In the dense index, there is an index record for every search key value in the database. This makes searching faster but requires more space to store index records itself. Index records contain search key value and a pointer to the actual record on the disk.
In the sparse index, index records are not created for every search key. An index record here contains a search key and an actual pointer to the data on the disk. To search a record, we first proceed by index record and reach the actual location of the data. If the data we are looking for is not where we directly reach by following the index, then the system starts sequential search until the desired data is found.
Why not use a binary search tree to store index
Since each node will only contain two children, the average lookup time will be O(logN).
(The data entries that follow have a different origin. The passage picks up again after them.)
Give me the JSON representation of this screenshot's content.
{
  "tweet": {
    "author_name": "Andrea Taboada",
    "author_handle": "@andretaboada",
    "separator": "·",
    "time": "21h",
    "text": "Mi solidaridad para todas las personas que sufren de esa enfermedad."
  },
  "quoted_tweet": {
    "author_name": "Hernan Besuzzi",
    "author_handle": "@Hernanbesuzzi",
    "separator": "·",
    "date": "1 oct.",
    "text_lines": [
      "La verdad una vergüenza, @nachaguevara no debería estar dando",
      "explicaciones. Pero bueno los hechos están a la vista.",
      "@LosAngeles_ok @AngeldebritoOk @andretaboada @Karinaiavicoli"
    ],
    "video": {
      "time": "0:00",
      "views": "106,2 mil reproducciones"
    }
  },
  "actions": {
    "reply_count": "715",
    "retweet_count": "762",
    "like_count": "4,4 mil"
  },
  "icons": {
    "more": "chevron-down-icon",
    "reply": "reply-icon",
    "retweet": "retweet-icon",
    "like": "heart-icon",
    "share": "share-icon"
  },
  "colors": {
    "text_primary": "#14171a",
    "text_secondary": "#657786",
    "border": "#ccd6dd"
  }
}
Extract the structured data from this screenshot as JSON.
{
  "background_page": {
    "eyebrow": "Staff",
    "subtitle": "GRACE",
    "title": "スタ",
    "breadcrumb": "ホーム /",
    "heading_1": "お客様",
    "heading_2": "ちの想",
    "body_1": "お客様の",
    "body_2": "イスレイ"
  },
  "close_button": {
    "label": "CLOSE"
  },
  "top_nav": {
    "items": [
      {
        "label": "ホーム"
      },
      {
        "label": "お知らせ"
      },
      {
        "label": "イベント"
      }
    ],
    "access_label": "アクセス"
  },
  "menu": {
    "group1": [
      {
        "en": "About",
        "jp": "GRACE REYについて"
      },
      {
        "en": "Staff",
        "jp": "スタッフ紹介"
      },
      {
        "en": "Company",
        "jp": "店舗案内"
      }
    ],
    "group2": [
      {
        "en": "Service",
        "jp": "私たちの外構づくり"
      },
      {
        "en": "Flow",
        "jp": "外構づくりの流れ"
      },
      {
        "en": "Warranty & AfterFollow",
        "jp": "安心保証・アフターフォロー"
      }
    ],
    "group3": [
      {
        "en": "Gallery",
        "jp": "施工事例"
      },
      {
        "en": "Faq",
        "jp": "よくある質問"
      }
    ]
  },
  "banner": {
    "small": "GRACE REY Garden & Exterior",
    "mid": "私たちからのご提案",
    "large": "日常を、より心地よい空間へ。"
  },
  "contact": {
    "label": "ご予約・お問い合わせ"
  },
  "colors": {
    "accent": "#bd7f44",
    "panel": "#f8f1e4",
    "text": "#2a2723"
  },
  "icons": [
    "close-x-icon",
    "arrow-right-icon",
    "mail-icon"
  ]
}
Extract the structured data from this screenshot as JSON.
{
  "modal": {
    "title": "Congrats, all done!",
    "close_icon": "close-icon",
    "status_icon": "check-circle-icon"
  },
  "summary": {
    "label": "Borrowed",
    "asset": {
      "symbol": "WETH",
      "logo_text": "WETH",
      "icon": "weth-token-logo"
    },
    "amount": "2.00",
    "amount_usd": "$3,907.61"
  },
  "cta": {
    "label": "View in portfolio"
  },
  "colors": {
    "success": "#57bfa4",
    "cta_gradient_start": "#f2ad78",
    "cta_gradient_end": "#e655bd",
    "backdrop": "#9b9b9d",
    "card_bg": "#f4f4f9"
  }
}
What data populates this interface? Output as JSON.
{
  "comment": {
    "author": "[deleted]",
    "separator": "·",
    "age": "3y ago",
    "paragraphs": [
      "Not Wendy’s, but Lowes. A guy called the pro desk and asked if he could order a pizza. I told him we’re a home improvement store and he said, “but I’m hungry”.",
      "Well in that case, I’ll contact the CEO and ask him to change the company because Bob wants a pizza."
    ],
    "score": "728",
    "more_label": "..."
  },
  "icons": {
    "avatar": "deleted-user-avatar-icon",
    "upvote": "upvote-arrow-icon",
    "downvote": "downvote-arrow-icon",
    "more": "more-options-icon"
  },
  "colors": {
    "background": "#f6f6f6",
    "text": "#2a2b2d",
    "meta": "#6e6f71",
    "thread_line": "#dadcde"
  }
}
That means O(logN) times of I/O, which is too much – even slower than a full table scan.
B+ tree as index’s data structure
- non-leaf node’s number of child = number of keywords
- non-leaf node’s child pointer P[i] -> sub-tree with keywords[K[i], K[i+1])
- the non-leaf node only store index, data records are all in leaf nodes
- all leaf nodes have a pointer to next leaf nodes
Why use B+ tree as the DS for index?
- low I/O cost, internal nodes contains only indexes, a bulk read in contains more indexes which in turn reduce the total times of read
- search time cost is stable
- better for full-table scan (scan all leafs)
Why not use hash index for database?
- time complexity is better
- However, it only supports ‘=’, not range query
- does not keep the order, thus need constant sorting operation
- query by composition key is very complex for hash-based method
- hash collision will cause unnecessary table scan
- large hash collision will reduce the time efficiency
Bitmap for index?
yes, oracle is using it.
not good for high concurrency, thus, it is an option for OLAP, but not for OLTP
How to optimize slow query
identify slow query through slow query log
use EXPLAIN ANALYZE e.g. tool to analyze the query
revise query to let it exploit more with indexes
Is using primary key always faster than using other indexes?
No.
For example, when count(id), it probably will not use id(primary key) to aggregate, it will choose a sparse index, because a sparse index store only key and value in its nodes, it could read in more records in one batch each time/ eliminate more records this way, which in turn will speed up the query.
Script command related to tuning/optimalize query
- show variables like ‘%query%’ // find slow_query related var
- show status like ‘%slow_queries%’ // show the number of slow queries executed within this session
- explain ########query content########## //explain analyze // type=all or index: need to improve | extra=Using filesort or temporary : can’t use index
If the above 3 showed slow query, change the script to use other field to query or alter the table to add the current field as index
sometimes Mysql will choose a non-primary key to query to achieve better performance
If you want to force the query to use other index:
select count(id) from table1 force index(primary)
Composite Index
Like a single index, a composite index is also a data structure of records sorted on something. But unlike a single index, that something is not a field, but a concatenation of multiple fields.
Key related SQL command
PRIMARY KEY(‘id’),
UNIQUE KEY ‘account’ (‘account’),
KEY ‘index_area_title’ (‘area’,’title’),
KEY ‘idx_name’(‘name’)